さて、以上述べてきた「柳田の学説」「山茶」「石灰石系の地質」「焼畑」「木地師」「修験僧」「平家の落人」等々といったことを重ね合わせると、そこには、この列島を二分するような巨大な断層、日本最長の谷といわれる大地の亀裂が浮かび上がってくる。

*1 木地師とは、全国の山中を渡り歩き、ロクロを使って椀や盆などを作って生計を立てていた山の民であり、律令制度が崩壊した頃、近江の「六ヶ畑」(滋賀県東近江市)周辺の六村で発祥したとされている。

*2 柳田は『遠野物語』を出す前に九州や四国の山中を訪れ、そのあまりに稲作社会とかけ離れた狩猟や焼畑の営み、独自な生活習慣などに接して『後狩詞記』を著し、さらに北国・遠野の話にも多くの共通項を見出すに及んで自説の確証を得たらしい。漂泊民などに関する様々な論文を経て『山の人生』をまとめあげるが、その後、山人の研究を止める。盟友・南方熊楠との論争、あるいは万世一系という皇国主義に染まっていく時代の中で、先住民族がいたという自説の危険性を感じて研究を止めたとも言われている。

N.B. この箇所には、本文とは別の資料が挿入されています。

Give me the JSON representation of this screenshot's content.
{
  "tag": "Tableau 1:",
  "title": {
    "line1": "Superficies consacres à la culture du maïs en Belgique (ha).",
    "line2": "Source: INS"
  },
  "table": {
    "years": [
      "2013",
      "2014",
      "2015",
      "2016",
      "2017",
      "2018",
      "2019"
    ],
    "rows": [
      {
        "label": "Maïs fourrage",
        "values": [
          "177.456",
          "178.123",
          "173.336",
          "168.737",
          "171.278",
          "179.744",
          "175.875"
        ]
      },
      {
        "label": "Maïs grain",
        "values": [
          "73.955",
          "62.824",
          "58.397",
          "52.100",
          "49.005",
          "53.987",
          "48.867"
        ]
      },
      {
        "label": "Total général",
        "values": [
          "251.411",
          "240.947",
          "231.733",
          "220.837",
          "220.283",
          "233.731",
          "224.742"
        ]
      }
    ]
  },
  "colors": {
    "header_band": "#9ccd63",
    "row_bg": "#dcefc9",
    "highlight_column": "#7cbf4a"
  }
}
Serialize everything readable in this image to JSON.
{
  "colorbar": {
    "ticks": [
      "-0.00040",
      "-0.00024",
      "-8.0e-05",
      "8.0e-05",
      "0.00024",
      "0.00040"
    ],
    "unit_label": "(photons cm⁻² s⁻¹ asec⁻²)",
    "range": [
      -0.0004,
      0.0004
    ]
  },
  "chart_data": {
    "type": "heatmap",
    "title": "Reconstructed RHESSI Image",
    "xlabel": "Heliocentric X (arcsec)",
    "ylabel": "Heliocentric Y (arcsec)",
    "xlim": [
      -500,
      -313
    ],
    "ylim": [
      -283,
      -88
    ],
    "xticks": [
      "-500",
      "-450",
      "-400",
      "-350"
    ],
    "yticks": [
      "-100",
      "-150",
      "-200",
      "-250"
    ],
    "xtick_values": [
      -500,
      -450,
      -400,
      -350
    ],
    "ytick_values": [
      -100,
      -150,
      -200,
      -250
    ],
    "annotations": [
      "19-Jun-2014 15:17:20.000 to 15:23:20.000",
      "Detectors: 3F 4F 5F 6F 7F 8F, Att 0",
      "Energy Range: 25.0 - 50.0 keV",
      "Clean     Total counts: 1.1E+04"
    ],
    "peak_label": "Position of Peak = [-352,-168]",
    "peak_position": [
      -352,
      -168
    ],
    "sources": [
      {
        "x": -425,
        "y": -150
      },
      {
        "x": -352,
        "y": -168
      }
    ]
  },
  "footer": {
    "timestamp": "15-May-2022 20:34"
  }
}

*3 碁石茶は、山茶を漬け込んで完全発酵させるという独自の製法で、日本には他に類を見ない。乳酸菌が多く薬効もある。

*4 山田新市『日本喫茶世界の成立』などより。
縄文の遺跡から茶の実が出土したという記録があり、山口県の宇部炭田からは3千万年前の茶の葉5点と種子2点の化石が出土している。

*5 山陰には陰干し茶、琵琶湖から北陸には黒茶、阿波や美作には番茶、山陰から北四国にはボテボテ茶、沖縄にはブクブク茶。これらはいずれも山茶を使用しており、新しい製茶法が導入される以前の、古代の製茶法だと推測される。なお、北陸のバタバタ茶は蛭谷集落(富山県朝日町)が有名だが、この集落は木地師の故郷である「六ヶ村」の蛭谷に由来するという。